On Sunday, Dec. 18, the press office of the Tribunal in the Hague sent me a message. This surprised me because the court has dispersed for Christmas on Friday and will reconvene sometime in mid-January. The e-mail begins with a warning: “Exclusively for the use of the media. Not an official document.” Then came the message’s actual content:
The Tribunal’s Duty Judge O-Gon Kwon issued today an Order in the (Slobodan) Milosevic case which states the following: “The use, publication, dissemination, copying, distribution, summarizing or in any other way making use of or transmitting the contents of the “Prosecution’s Application for an Order filed on 9 December 2005” is prohibited. Judge O-Gon Kwon also states that noncompliance with his Order may lead to proceedings for contempt of the Tribunal. This is pretty tough, because what the judge means is that anyone who may have received a copy of the Application is under obligation not to pass this document on to others and should take steps to avoid the risk of doing so by destroying the document or returning it to the Tribunal. It is the responsibility of the recipients “to avoid accidental publication or use of the material in any way.” A violation of this order could lead to contempt-of-court proceedings.

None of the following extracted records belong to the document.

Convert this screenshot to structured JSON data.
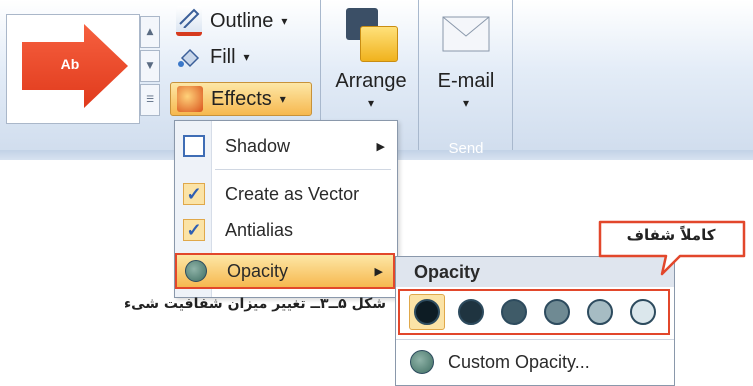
{
  "ribbon": {
    "shape_style_preview": "Ab",
    "commands": {
      "outline_label": "Outline",
      "fill_label": "Fill",
      "effects_label": "Effects",
      "dropdown_marker": "▾"
    },
    "arrange_label": "Arrange",
    "email_label": "E-mail",
    "send_group_label": "Send"
  },
  "effects_menu": {
    "items": [
      {
        "label": "Shadow",
        "has_submenu": true,
        "checked": false
      },
      {
        "label": "Create as Vector",
        "has_submenu": false,
        "checked": true
      },
      {
        "label": "Antialias",
        "has_submenu": false,
        "checked": true
      },
      {
        "label": "Opacity",
        "has_submenu": true,
        "checked": false,
        "highlighted": true
      }
    ],
    "submenu_marker": "▶",
    "check_mark": "✓"
  },
  "opacity_submenu": {
    "title": "Opacity",
    "swatches": [
      {
        "opacity": 1.0,
        "selected": true
      },
      {
        "opacity": 0.8,
        "selected": false
      },
      {
        "opacity": 0.6,
        "selected": false
      },
      {
        "opacity": 0.4,
        "selected": false
      },
      {
        "opacity": 0.2,
        "selected": false
      },
      {
        "opacity": 0.0,
        "selected": false
      }
    ],
    "custom_label": "Custom Opacity..."
  },
  "callout": {
    "text": "کاملاً شفاف"
  },
  "caption": {
    "text": "شکل ۵ــ۳ــ تغییر میزان شفافیت شیء"
  },
  "colors": {
    "highlight": "#f6b84f",
    "annotation_red": "#e2472b",
    "swatch_dark": "#0d1c24",
    "swatch_light": "#dbe7ec"
  }
}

This is how far the narcissism of the prosecutor of a powerful court can go. I am amazed that none of the media pointed to this absurd pronouncement related to the Slobodan Milosevic case. The moment one reads this, questions begin to sprout. What is it that the prosecutor wrote, signed and sent to the Tribunal? How can an international judge expect that more than a week after the application was filed (one in which nobody seemed to be interested) suddenly decide to forbid everybody on Mother Earth from discussing it?
The next reaction is to ask what inflated the document’s secrecy value so high so quickly? What did prosecutor Carla del Ponte sign that the public could know about for nine days and then be ordered to forget and never to speak about? Why such a threat of heavy legal penalty by the Tribunal? All the people on dear Mother Earth are forbidden to speculate about the document written on Dec. 9. This (implied) stance of the Tribunal is so absurd that it mocks the institution.

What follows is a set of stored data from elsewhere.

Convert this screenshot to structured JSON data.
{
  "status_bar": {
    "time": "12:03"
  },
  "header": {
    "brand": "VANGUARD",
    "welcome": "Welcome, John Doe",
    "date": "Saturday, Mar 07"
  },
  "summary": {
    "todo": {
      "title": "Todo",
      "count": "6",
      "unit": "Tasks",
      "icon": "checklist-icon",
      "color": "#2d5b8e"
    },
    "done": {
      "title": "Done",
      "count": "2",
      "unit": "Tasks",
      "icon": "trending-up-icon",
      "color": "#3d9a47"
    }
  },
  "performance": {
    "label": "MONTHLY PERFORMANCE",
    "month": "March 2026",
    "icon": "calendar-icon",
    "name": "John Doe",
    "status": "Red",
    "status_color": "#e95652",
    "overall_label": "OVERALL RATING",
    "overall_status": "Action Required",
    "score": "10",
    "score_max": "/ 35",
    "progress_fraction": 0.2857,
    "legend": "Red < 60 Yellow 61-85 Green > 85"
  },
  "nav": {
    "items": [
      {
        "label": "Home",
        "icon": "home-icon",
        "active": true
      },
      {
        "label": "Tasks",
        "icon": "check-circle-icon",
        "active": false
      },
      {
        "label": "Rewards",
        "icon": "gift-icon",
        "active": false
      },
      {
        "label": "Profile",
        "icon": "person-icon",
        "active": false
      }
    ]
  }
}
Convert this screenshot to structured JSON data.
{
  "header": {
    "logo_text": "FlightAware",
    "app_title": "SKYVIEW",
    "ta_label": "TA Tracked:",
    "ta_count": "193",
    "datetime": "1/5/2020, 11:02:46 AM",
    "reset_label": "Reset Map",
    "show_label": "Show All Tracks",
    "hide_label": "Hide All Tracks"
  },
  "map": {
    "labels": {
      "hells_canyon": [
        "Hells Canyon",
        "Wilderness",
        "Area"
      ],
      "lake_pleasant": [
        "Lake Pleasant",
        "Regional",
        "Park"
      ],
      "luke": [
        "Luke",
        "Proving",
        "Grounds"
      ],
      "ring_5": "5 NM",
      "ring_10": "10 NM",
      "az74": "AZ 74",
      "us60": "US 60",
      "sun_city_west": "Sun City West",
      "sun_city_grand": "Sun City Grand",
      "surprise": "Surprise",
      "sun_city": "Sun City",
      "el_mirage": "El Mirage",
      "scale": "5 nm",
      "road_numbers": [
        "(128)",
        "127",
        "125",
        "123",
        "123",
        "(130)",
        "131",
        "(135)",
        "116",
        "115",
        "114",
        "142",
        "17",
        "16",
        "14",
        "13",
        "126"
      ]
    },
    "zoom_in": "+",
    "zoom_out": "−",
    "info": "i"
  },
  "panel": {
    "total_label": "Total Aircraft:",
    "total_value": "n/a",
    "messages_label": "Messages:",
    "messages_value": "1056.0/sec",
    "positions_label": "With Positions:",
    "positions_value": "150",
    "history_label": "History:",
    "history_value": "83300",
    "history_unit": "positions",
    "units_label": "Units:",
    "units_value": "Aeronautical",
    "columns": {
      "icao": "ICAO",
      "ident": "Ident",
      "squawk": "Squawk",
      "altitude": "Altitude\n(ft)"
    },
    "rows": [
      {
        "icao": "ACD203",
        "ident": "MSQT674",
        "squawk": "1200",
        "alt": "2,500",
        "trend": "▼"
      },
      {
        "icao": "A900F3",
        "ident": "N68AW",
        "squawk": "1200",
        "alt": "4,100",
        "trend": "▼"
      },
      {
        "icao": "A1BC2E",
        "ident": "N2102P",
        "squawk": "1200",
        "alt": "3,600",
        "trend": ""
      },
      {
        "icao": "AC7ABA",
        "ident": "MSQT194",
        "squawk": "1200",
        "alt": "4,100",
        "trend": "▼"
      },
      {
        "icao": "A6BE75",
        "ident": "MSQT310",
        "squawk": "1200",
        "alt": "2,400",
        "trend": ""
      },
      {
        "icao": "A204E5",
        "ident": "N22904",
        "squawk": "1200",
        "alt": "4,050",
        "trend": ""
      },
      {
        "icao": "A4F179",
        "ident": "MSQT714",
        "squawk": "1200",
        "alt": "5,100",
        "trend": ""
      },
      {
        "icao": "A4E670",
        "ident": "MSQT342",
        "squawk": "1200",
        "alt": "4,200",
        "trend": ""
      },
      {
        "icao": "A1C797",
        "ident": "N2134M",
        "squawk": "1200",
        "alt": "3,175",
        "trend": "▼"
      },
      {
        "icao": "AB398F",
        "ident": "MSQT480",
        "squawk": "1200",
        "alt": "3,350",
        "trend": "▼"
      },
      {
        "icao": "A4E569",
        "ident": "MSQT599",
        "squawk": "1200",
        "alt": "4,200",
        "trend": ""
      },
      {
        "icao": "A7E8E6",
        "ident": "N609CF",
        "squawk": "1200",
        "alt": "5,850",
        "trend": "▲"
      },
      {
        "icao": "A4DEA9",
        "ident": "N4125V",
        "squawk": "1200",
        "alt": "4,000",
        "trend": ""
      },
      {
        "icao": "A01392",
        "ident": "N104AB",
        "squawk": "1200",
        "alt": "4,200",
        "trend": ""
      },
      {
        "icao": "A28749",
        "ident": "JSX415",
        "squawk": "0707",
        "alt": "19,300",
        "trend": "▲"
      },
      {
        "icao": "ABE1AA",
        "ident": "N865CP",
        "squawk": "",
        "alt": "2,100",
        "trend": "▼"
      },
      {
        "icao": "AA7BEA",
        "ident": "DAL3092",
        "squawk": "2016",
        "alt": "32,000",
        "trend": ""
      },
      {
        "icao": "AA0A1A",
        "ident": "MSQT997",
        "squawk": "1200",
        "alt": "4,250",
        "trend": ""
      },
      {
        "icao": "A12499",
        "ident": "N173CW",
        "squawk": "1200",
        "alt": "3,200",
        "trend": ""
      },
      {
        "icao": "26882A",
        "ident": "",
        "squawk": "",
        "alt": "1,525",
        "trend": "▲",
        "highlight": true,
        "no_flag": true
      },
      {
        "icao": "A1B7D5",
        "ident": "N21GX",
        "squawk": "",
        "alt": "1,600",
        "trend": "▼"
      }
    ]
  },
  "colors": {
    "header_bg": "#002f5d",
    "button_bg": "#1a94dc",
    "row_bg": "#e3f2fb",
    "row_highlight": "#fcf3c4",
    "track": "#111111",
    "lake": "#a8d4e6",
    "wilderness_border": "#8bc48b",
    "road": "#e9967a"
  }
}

When this sort of flagrant nonsense happens in the capital of world justice, when not a single voice is risen to question the validity of this order, one wonders what can happen elsewhere? Wiretapping appears benign when compared to the threat publicly issued by judge O-Gon Kwong of the UN ICTY. What is wrong with this woman, Carla del Ponte? Where are the big solicitors’ names, the Moskowitses, the Vladimirovs, the Spongs and the others who wield heavy artillery within Dutch legal circles? Where is the American Bar Association? Where is the cabal of Blogcritics writers?

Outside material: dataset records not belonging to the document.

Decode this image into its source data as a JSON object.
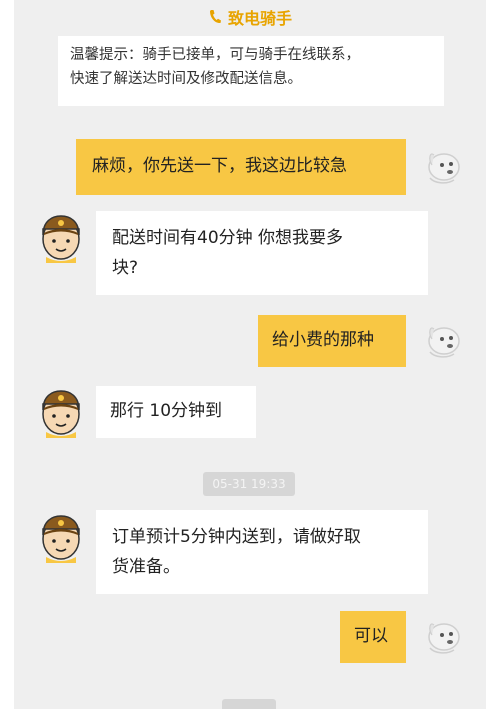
{
  "header": {
    "call_label": "致电骑手",
    "accent_color": "#e8a400"
  },
  "notice": {
    "line1": "温馨提示：骑手已接单，可与骑手在线联系，",
    "line2": "快速了解送达时间及修改配送信息。"
  },
  "messages": [
    {
      "sender": "self",
      "line1": "麻烦，你先送一下，我这边比较急"
    },
    {
      "sender": "rider",
      "line1": "配送时间有40分钟  你想我要多",
      "line2": "块?"
    },
    {
      "sender": "self",
      "line1": "给小费的那种"
    },
    {
      "sender": "rider",
      "line1": "那行  10分钟到"
    },
    {
      "sender": "rider",
      "line1": "订单预计5分钟内送到，请做好取",
      "line2": "货准备。"
    },
    {
      "sender": "self",
      "line1": "可以"
    }
  ],
  "timestamp": "05-31 19:33",
  "icons": {
    "phone": "phone-icon",
    "self_avatar": "dog-avatar-icon",
    "rider_avatar": "rider-avatar-icon"
  },
  "colors": {
    "outgoing_bubble": "#f8c744",
    "incoming_bubble": "#ffffff",
    "chat_background": "#efefef"
  }
}
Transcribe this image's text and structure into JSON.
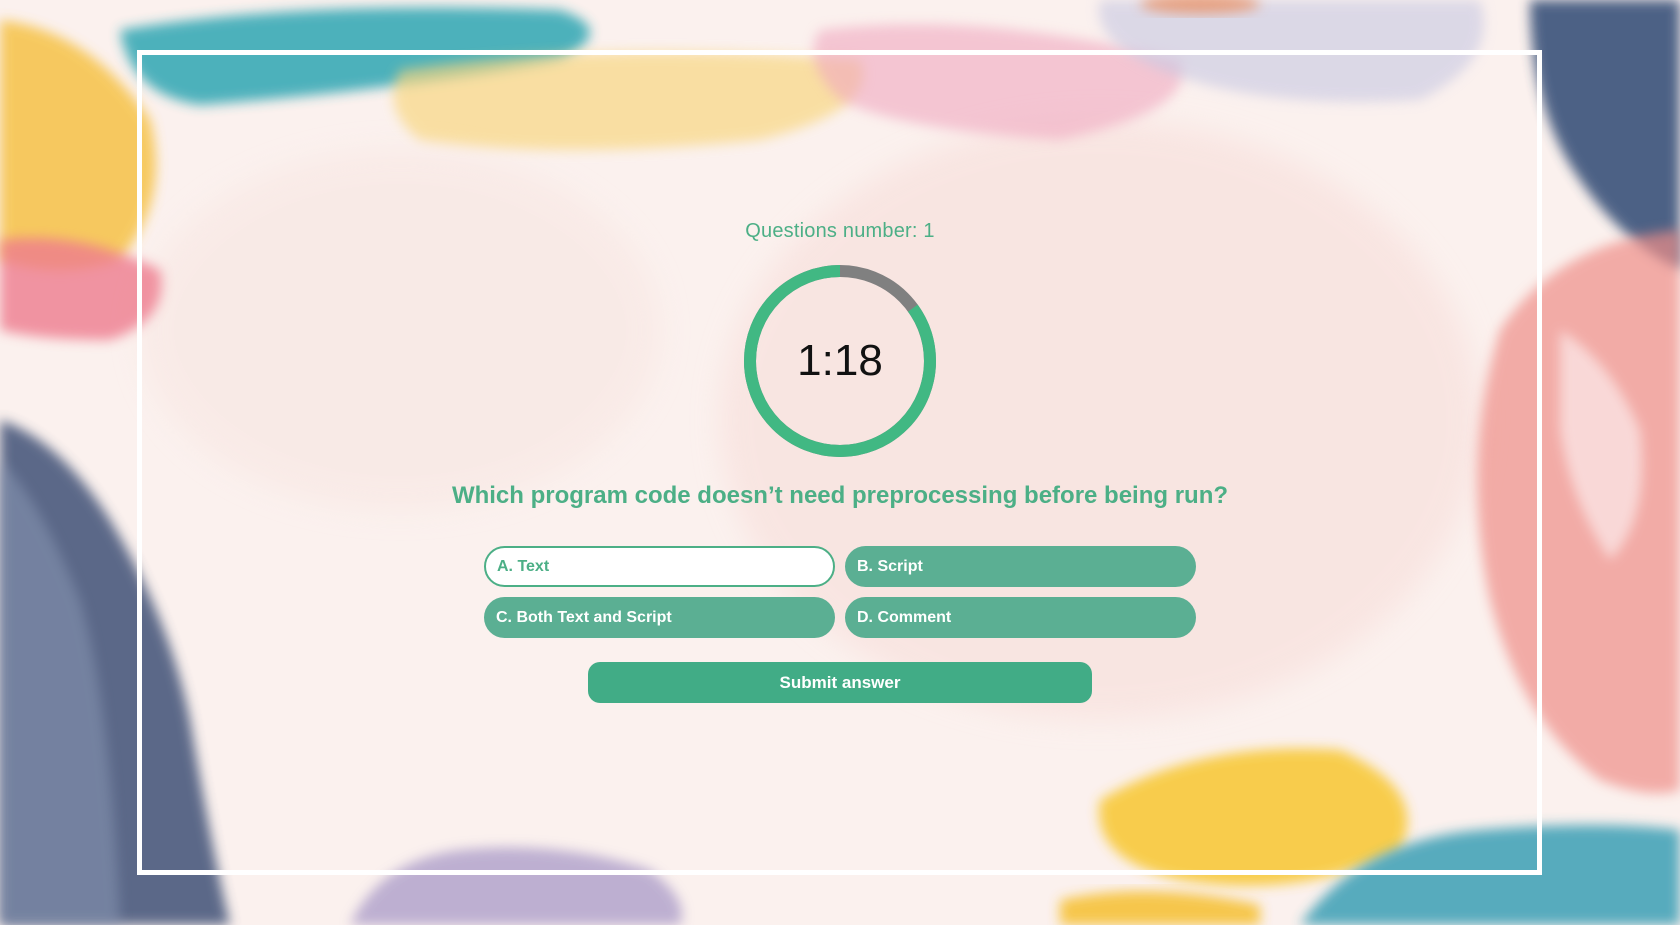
{
  "quiz": {
    "question_number_label": "Questions number: 1",
    "timer_text": "1:18",
    "timer_remaining_fraction": 0.85,
    "question": "Which program code doesn’t need preprocessing before being run?",
    "options": [
      {
        "label": "A. Text",
        "selected": true
      },
      {
        "label": "B. Script",
        "selected": false
      },
      {
        "label": "C. Both Text and Script",
        "selected": false
      },
      {
        "label": "D. Comment",
        "selected": false
      }
    ],
    "submit_label": "Submit answer"
  },
  "colors": {
    "accent": "#4caf86",
    "button": "#41ac86",
    "option": "#5baf93",
    "timer_track": "#808080",
    "background": "#fbf1ee"
  }
}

In my modest opinion, this is what erodes the trust and support of law and order in the eyes of the general and often ignorant public. This sort of absurdity drives people away from government institutions. These sorts of gaffes need to be addressed before the damage settles in as yet another example of whimsicality of justices and legal institutions, before the quick-tempered or offended decide to express themselves via means other than blogging. This funny Tribunal allowed itself too many blunders for the Security Council to further tolerate the blatant politicking and legal incompetence of the prosecutor and the relaxed attitudes of many judges. They already cost the UN (read the US) more than $1 billion dollars.
If Barbara Bush was in the White House, she could have said enough is enough. Now, her son can do it. Cut this Tribunal and wiretapping, let the people speak unhindered, Mr. President!